Las protestas, que tuvieron lugar el lunes en unas 40 ciudades de todo el país, según informó ABC-7, fueron organizadas por una coalición flexible de alrededor de 30 grupos. Los activistas dijeron que el ataque a Irán podría desestabilizar Oriente Medio y poner en peligro a los estadounidenses. Tras los ataques, las bases militares de California y otras bases militares de todo Estados Unidos están reforzando las medidas de seguridad.
Al atardecer del lunes, los manifestantes en Los Ángeles coreaban “No más sangre por petróleo” y “Manos fuera de Irán”, mientras que los vendedores cercanos repartían bolsas de lona impresas e instaban a los votantes a firmar peticiones locales.
Algunos asistentes, como Joe Wagner, empleado del Metro de la ciudad, trajeron su propio cartel, que decía: “Irán tiene derecho a un elemento disuasorio nuclear contra Estados Unidos e Israel, que están armados con armas nucleares”.
“Esto es lo que hace el imperialismo estadounidense”, dijo el hombre de 54 años, afirmando que la guerra no era solo resultado de las políticas belicistas del presidente Trump, sino también de los “falsos acuerdos nucleares” que los demócratas habían hecho con Irán en el pasado.
El acuerdo nuclear con Irán, formalmente conocido como el Plan de Acción Integral Conjunto, se finalizó en 2015, cuando Obama era presidente.
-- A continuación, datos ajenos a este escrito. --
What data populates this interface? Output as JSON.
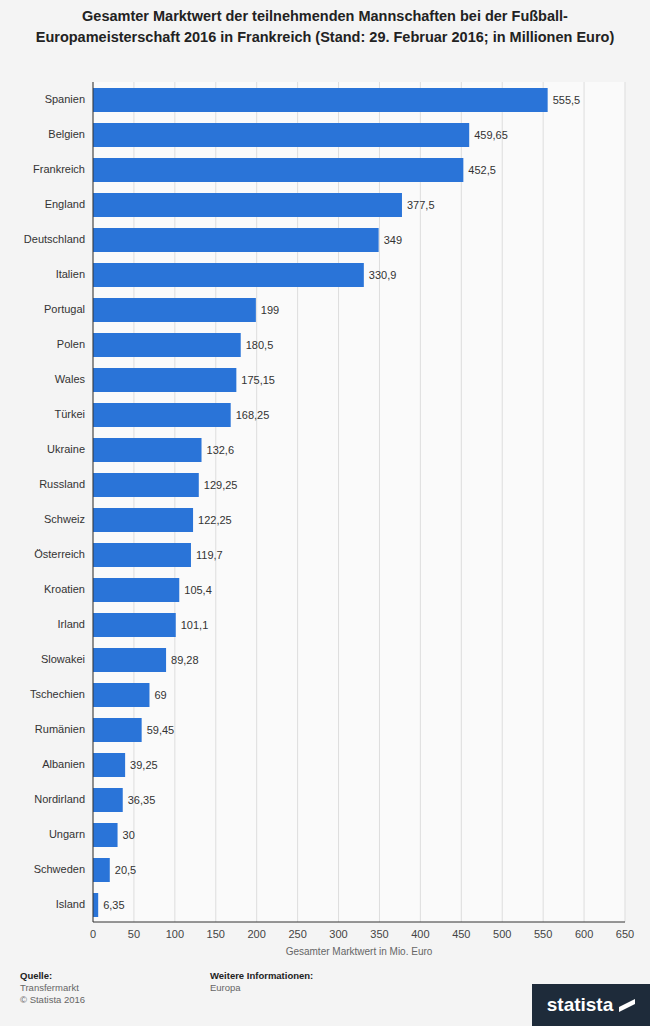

Irán acordó limitar su programa nuclear a cambio de un alivio de las sanciones, según los términos del acuerdo. Trump se retiró del acuerdo en 2018, calificándolo de transacción unilateral.
Wagner dijo que el asesinato del Líder Supremo, el ayatolá Ali Khamenei, y de decenas de otros líderes iraníes durante el fin de semana no traerá un cambio democrático significativo a Irán, y que la idea es “absurda”.
Durante el fin de semana, se produjeron protestas de indignación o estallidos de celebración en las calles de todo el mundo. Se llevaron a cabo manifestaciones en ciudades como Nueva York, Berlín, París y Viena por parte de miembros de la diáspora iraní y sus partidarios, celebrando el fin del gobierno de Khamenei.
Miles de personas celebraron el domingo en las calles de Westwood, el centro de la diáspora iraní en el Gran Los Ángeles.
(Jason Armond / Los Angeles Times)
El Gran Los Ángeles alberga la mayor concentración de personas de ascendencia iraní fuera de Irán. Miles de iraníes estadounidenses demostraron en Westwood durante el fin de semana. El centro de la diáspora iraní de Los Ángeles es conocido como “Tehrangeles”. La reunión frente al Edificio Federal de Westwood fue una celebración emotiva de la muerte del ayatolá, y los participantes hablaron de los muertos en la reciente represión del régimen iraní contra los manifestantes.
Pero los activistas contra la guerra dijeron que el papel de Estados Unidos en múltiples conflictos –no solo en los ataques a Irán, sino también en la guerra de Israel en Gaza y la remoción del presidente venezolano Nicolás Maduro– no beneficiaba a la gente común de ningún país y solo servía para empoderar a los ricos.
“Esta no es una guerra por la seguridad. Esta no es una guerra para mejorar la vida de los estadounidenses, para mejorar la vida de los estadounidenses comunes y corrientes. Esta es una guerra por el petróleo”, dijo Eduardo “Lalo” Vargas, candidato a comisionado de seguros de California, a la multitud.
Vargas pidió a los manifestantes que regresaran el próximo fin de semana con el compromiso de “permanecer en las calles todo el tiempo que sea necesario” para exigir el fin de los ataques.
El presidente Trump dijo que la campaña militar podría durar varias semanas o potencialmente “mucho más”. Los aliados de Estados Unidos se comprometieron a ayudar a detener los ataques con misiles y drones de Irán. El grupo militante libanés Hezbollah reivindicó ataques contra Israel por primera vez en más de un año, e Israel respondió.
Se han reportado las primeras muertes de militares estadounidenses. También se han confirmado otras muertes en Israel y en las naciones del Golfo, mientras que Irán ha dicho que cientos de personas han muerto allí.
Associated Press contribuyó a este informe.